Before the actual shoot I listened to the track that I had chosen and worked out around twenty patterns and markings that I thought were best related to the music, so that I would have a reference to refer back to on the shoot to ensure I was direct as possible, saving time and (darkness). 
Once I had done the shoot I had to resize the images in Photoshop so that they would fit into flash and speed up the whole rendering time, which turned out to be quite ironic in the end as this very task took me even longer to do than the rendering as I had to resize them all manually because the batch resizing I tried didn’t work. 

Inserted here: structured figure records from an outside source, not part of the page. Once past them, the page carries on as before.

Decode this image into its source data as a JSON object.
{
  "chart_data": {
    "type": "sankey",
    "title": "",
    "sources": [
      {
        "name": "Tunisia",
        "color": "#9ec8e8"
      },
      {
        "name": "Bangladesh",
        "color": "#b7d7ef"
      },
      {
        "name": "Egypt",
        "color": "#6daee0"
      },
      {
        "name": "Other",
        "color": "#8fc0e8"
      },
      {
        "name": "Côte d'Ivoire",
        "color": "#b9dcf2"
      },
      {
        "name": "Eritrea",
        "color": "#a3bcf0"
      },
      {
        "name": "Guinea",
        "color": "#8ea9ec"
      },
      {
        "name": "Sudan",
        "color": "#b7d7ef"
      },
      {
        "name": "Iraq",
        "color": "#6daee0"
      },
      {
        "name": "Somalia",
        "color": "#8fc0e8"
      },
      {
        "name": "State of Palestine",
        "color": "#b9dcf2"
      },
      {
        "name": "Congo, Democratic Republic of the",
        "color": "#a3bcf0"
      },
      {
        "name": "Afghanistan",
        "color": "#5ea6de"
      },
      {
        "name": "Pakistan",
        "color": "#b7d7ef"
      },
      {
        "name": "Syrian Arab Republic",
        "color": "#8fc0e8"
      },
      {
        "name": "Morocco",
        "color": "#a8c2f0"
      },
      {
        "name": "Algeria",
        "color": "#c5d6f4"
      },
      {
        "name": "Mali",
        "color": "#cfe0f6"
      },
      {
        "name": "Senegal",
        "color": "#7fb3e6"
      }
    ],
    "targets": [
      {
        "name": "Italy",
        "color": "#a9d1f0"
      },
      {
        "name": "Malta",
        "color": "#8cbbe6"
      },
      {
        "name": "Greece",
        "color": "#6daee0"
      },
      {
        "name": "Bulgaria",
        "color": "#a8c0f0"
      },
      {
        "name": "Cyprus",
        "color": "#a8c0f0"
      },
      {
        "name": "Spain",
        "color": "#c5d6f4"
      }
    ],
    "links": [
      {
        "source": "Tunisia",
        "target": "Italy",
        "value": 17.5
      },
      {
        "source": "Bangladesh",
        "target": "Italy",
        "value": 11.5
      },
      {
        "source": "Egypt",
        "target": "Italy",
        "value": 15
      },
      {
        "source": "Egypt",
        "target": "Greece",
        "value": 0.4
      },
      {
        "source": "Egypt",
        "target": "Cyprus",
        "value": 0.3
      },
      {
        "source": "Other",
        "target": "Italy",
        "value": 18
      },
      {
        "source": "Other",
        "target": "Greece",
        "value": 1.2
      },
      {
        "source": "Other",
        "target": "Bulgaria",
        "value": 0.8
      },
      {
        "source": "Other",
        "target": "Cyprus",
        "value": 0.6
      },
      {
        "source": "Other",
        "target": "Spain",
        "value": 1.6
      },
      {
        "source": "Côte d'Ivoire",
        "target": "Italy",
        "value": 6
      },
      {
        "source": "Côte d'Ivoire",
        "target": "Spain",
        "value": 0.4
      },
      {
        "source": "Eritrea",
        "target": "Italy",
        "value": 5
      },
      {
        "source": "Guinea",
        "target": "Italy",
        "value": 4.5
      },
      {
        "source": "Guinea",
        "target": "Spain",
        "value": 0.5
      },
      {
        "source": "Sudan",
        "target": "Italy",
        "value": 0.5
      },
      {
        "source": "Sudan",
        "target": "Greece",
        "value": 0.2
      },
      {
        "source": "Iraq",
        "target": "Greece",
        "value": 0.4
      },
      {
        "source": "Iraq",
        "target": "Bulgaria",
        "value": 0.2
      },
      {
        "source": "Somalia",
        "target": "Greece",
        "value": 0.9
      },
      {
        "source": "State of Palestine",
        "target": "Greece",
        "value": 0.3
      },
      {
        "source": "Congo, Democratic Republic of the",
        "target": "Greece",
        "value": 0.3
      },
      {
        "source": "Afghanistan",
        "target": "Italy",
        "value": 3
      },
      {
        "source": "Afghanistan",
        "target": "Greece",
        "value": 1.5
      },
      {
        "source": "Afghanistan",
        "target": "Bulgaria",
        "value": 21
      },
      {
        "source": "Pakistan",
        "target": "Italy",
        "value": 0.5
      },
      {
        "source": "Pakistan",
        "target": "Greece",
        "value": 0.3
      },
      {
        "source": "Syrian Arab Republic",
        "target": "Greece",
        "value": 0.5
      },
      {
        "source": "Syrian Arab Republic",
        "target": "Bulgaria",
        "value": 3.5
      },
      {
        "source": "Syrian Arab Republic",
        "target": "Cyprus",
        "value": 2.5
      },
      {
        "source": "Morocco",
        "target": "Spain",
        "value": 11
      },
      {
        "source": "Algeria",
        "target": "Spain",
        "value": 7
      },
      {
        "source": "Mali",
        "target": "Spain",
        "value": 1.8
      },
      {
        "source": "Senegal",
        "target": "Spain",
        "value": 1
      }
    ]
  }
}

The final part and most interesting part of the production was putting the images together in a sequence along side of the music I chose, as I could really start to see the images come together. The idea of matching the images in the post production seemed to work very well in this project, as I could create that actual movements I wanted rather than having to use the sequence as a restraint , which may have messed up my timings.  Over all this worked well in this instance and the idea of using sets of pre planed sequences to pick and chose while editing seemed to work particularly well in this instance, but in future will be something I will do as it works well with other mediums  
(Here is my final artwork for my experimental animation and above is my production report sorry that I haven't been able to post my final video as iv'e had a bit of trouble uploading the video, but  I will post it up here as soon as I can.)